When out in the wilds you are confronted by a bird or animal, you never really know what they consider is a safe and comfortable distance from you, so you must try to be very quiet, but get in your first shot as quickly as possible from where you are standing and treat this simply as a record shot.
Then, remembering the steps of the above exercise and how important it is that you get in as close as possible, if there is a chance of a second shot, go through all of those things again in your mind and try to get in as many shots as you can until you are completely satisfied that what you have will be sure to offer at least some good results.
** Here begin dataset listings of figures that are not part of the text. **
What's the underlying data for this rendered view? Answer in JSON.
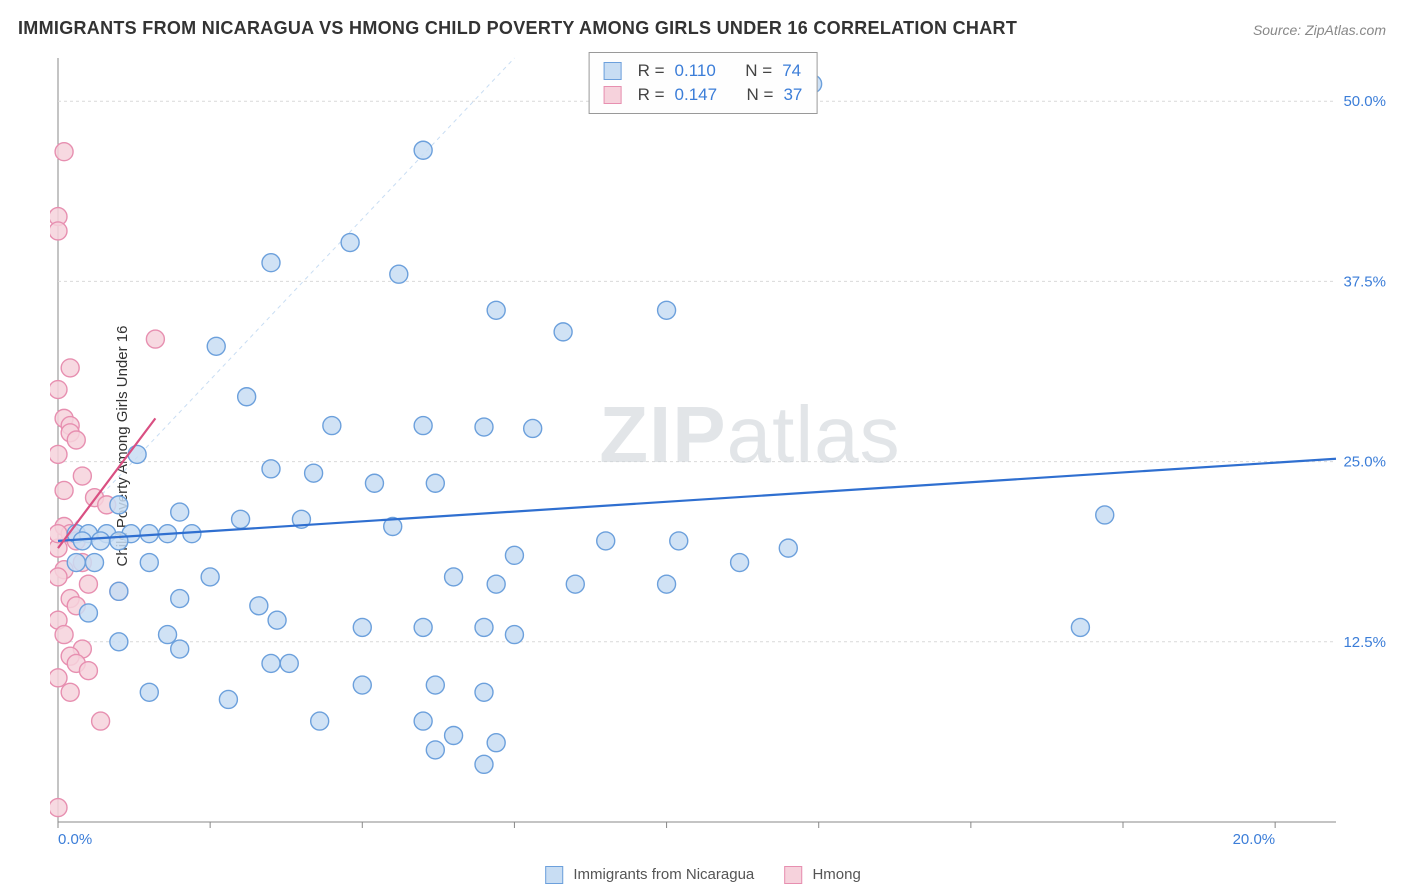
{
  "title": "IMMIGRANTS FROM NICARAGUA VS HMONG CHILD POVERTY AMONG GIRLS UNDER 16 CORRELATION CHART",
  "source": "Source: ZipAtlas.com",
  "y_axis_label": "Child Poverty Among Girls Under 16",
  "watermark": {
    "bold": "ZIP",
    "rest": "atlas"
  },
  "chart": {
    "type": "scatter",
    "xlim": [
      0,
      21
    ],
    "ylim": [
      0,
      53
    ],
    "x_ticks": [
      0,
      20
    ],
    "x_tick_labels": [
      "0.0%",
      "20.0%"
    ],
    "x_minor_ticks": [
      2.5,
      5,
      7.5,
      10,
      12.5,
      15,
      17.5
    ],
    "y_ticks": [
      12.5,
      25.0,
      37.5,
      50.0
    ],
    "y_tick_labels": [
      "12.5%",
      "25.0%",
      "37.5%",
      "50.0%"
    ],
    "background_color": "#ffffff",
    "grid_color": "#d9d9d9",
    "point_radius": 9,
    "point_stroke_width": 1.4,
    "series": [
      {
        "name": "Immigrants from Nicaragua",
        "fill": "#c8ddf3",
        "stroke": "#6ca0dc",
        "r": "0.110",
        "n": "74",
        "trend": {
          "x1": 0,
          "y1": 19.5,
          "x2": 21,
          "y2": 25.2,
          "color": "#2f6fd0",
          "width": 2.2
        },
        "ref_dash": {
          "x1": 0,
          "y1": 19.5,
          "x2": 7.5,
          "y2": 53,
          "color": "#c8ddf3",
          "width": 1
        },
        "points": [
          [
            12.4,
            51.2
          ],
          [
            6.0,
            46.6
          ],
          [
            4.8,
            40.2
          ],
          [
            3.5,
            38.8
          ],
          [
            5.6,
            38.0
          ],
          [
            7.2,
            35.5
          ],
          [
            10.0,
            35.5
          ],
          [
            8.3,
            34.0
          ],
          [
            2.6,
            33.0
          ],
          [
            3.1,
            29.5
          ],
          [
            4.5,
            27.5
          ],
          [
            6.0,
            27.5
          ],
          [
            7.0,
            27.4
          ],
          [
            7.8,
            27.3
          ],
          [
            1.3,
            25.5
          ],
          [
            3.5,
            24.5
          ],
          [
            4.2,
            24.2
          ],
          [
            5.2,
            23.5
          ],
          [
            6.2,
            23.5
          ],
          [
            17.2,
            21.3
          ],
          [
            1.0,
            22.0
          ],
          [
            2.0,
            21.5
          ],
          [
            3.0,
            21.0
          ],
          [
            4.0,
            21.0
          ],
          [
            5.5,
            20.5
          ],
          [
            0.3,
            20.0
          ],
          [
            0.5,
            20.0
          ],
          [
            0.8,
            20.0
          ],
          [
            1.2,
            20.0
          ],
          [
            1.5,
            20.0
          ],
          [
            1.8,
            20.0
          ],
          [
            2.2,
            20.0
          ],
          [
            0.4,
            19.5
          ],
          [
            0.7,
            19.5
          ],
          [
            1.0,
            19.5
          ],
          [
            9.0,
            19.5
          ],
          [
            10.2,
            19.5
          ],
          [
            12.0,
            19.0
          ],
          [
            7.5,
            18.5
          ],
          [
            11.2,
            18.0
          ],
          [
            0.3,
            18.0
          ],
          [
            0.6,
            18.0
          ],
          [
            1.5,
            18.0
          ],
          [
            2.5,
            17.0
          ],
          [
            6.5,
            17.0
          ],
          [
            7.2,
            16.5
          ],
          [
            8.5,
            16.5
          ],
          [
            10.0,
            16.5
          ],
          [
            1.0,
            16.0
          ],
          [
            2.0,
            15.5
          ],
          [
            3.3,
            15.0
          ],
          [
            3.6,
            14.0
          ],
          [
            5.0,
            13.5
          ],
          [
            6.0,
            13.5
          ],
          [
            7.0,
            13.5
          ],
          [
            7.5,
            13.0
          ],
          [
            16.8,
            13.5
          ],
          [
            2.0,
            12.0
          ],
          [
            3.5,
            11.0
          ],
          [
            3.8,
            11.0
          ],
          [
            5.0,
            9.5
          ],
          [
            6.2,
            9.5
          ],
          [
            7.0,
            9.0
          ],
          [
            1.5,
            9.0
          ],
          [
            2.8,
            8.5
          ],
          [
            4.3,
            7.0
          ],
          [
            6.0,
            7.0
          ],
          [
            6.5,
            6.0
          ],
          [
            7.2,
            5.5
          ],
          [
            6.2,
            5.0
          ],
          [
            7.0,
            4.0
          ],
          [
            1.0,
            12.5
          ],
          [
            1.8,
            13.0
          ],
          [
            0.5,
            14.5
          ]
        ]
      },
      {
        "name": "Hmong",
        "fill": "#f6d2dc",
        "stroke": "#e78fb0",
        "r": "0.147",
        "n": "37",
        "trend": {
          "x1": 0,
          "y1": 19.0,
          "x2": 1.6,
          "y2": 28.0,
          "color": "#d94f82",
          "width": 2.2
        },
        "points": [
          [
            0.1,
            46.5
          ],
          [
            0.0,
            42.0
          ],
          [
            0.0,
            41.0
          ],
          [
            1.6,
            33.5
          ],
          [
            0.2,
            31.5
          ],
          [
            0.0,
            30.0
          ],
          [
            0.1,
            28.0
          ],
          [
            0.2,
            27.5
          ],
          [
            0.2,
            27.0
          ],
          [
            0.3,
            26.5
          ],
          [
            0.0,
            25.5
          ],
          [
            0.4,
            24.0
          ],
          [
            0.1,
            23.0
          ],
          [
            0.6,
            22.5
          ],
          [
            0.8,
            22.0
          ],
          [
            0.1,
            20.5
          ],
          [
            0.2,
            20.0
          ],
          [
            0.3,
            19.5
          ],
          [
            0.0,
            19.0
          ],
          [
            0.4,
            18.0
          ],
          [
            0.1,
            17.5
          ],
          [
            0.0,
            17.0
          ],
          [
            0.5,
            16.5
          ],
          [
            1.0,
            16.0
          ],
          [
            0.2,
            15.5
          ],
          [
            0.3,
            15.0
          ],
          [
            0.0,
            14.0
          ],
          [
            0.1,
            13.0
          ],
          [
            0.4,
            12.0
          ],
          [
            0.2,
            11.5
          ],
          [
            0.3,
            11.0
          ],
          [
            0.5,
            10.5
          ],
          [
            0.0,
            10.0
          ],
          [
            0.2,
            9.0
          ],
          [
            0.7,
            7.0
          ],
          [
            0.0,
            1.0
          ],
          [
            0.0,
            20.0
          ]
        ]
      }
    ]
  },
  "stats_box": {
    "label_r": "R =",
    "label_n": "N ="
  },
  "bottom_legend_labels": [
    "Immigrants from Nicaragua",
    "Hmong"
  ]
}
In most cases Still Life photography is not too far removed from food photography and like food photography, it is best done indoors under natural light, either from a window or open doorway. And unlike food, your subject is not likely to go all stale and withered looking on you.
But like food, it gives as good opportunity to learn more about subject lighting and composition.
Equipment
You need a camera with a lens that will allow you to get in close to your subject, depending of course on how small your subject is.
Here you are using slower shutter speeds, which means longer exposures and a tripod is a must. Also a remote or cable shutter release would be an asset, but not absolutely essential. You can use the on-camera timer facility to restrict camera movement
There are many different coloured backgrounds you could use, but you need to be careful here as the wrong background will no doubt be in detriment to your subject, so I would advise you to start with a piece of black velvet and get enough to stand your subject on and to use as a backdrop. Black velvet is best to start with as it does not reflect light. And the last thing you want is reflections in your Still Life. It will also help to give your subjects that 3D appearance.
So, we are using natural, but not direct, sunlight from a window or open doorway. You will probably want to fashion yourself a white card or reflector of some sort to bounce light back into the shaded side of your subject, otherwise the camera could expose the shots with dark featureless shadows. This may even be a feature you can use, but at least be aware of it. Avoid using on-camera flash if you can, it is far better to use natural light as it gives better controllability. If you have an external, swivel type, flash unit, you could probably try bouncing the light from that off a whitish wall or ceiling.
Composition
This is where your artistic side comes to the fore and you are really only limited by your own imagination. Try one item only at first till you get your camera and the light and the distance right. Then you can start to add other items and mix and match and create a story with your subjects.
You might like to add some things that belonged to a deceased member of the family or a family pet that had to be laid to rest.
Think about the colour, shapes, form and surface textures of the items you are photographing. If they include glass items, another reason not to use on-camera flash, due to the reflections. The possibilities here are almost endless and as I said, you are only governed by the limits of your own imagination.
View point
It is up to you how you approach your subject, but to start with I would suggest a position just above the height of your items and at an angle of say, 90 degrees to the angle of the ambient light and position your light reflector on the shaded side of the object/s or in the manner in which it will provide you with the best secondary light.
Treat this merely as a suggestion, but once you have gained your confidence, then you can begin to get adventurous and try various angles and viewpoints and different lighting angles and strengths.
At times you will find Still Life photography very frustrating, when things won’t go right, but it can also be very stimulating so don’t give up on it too easily.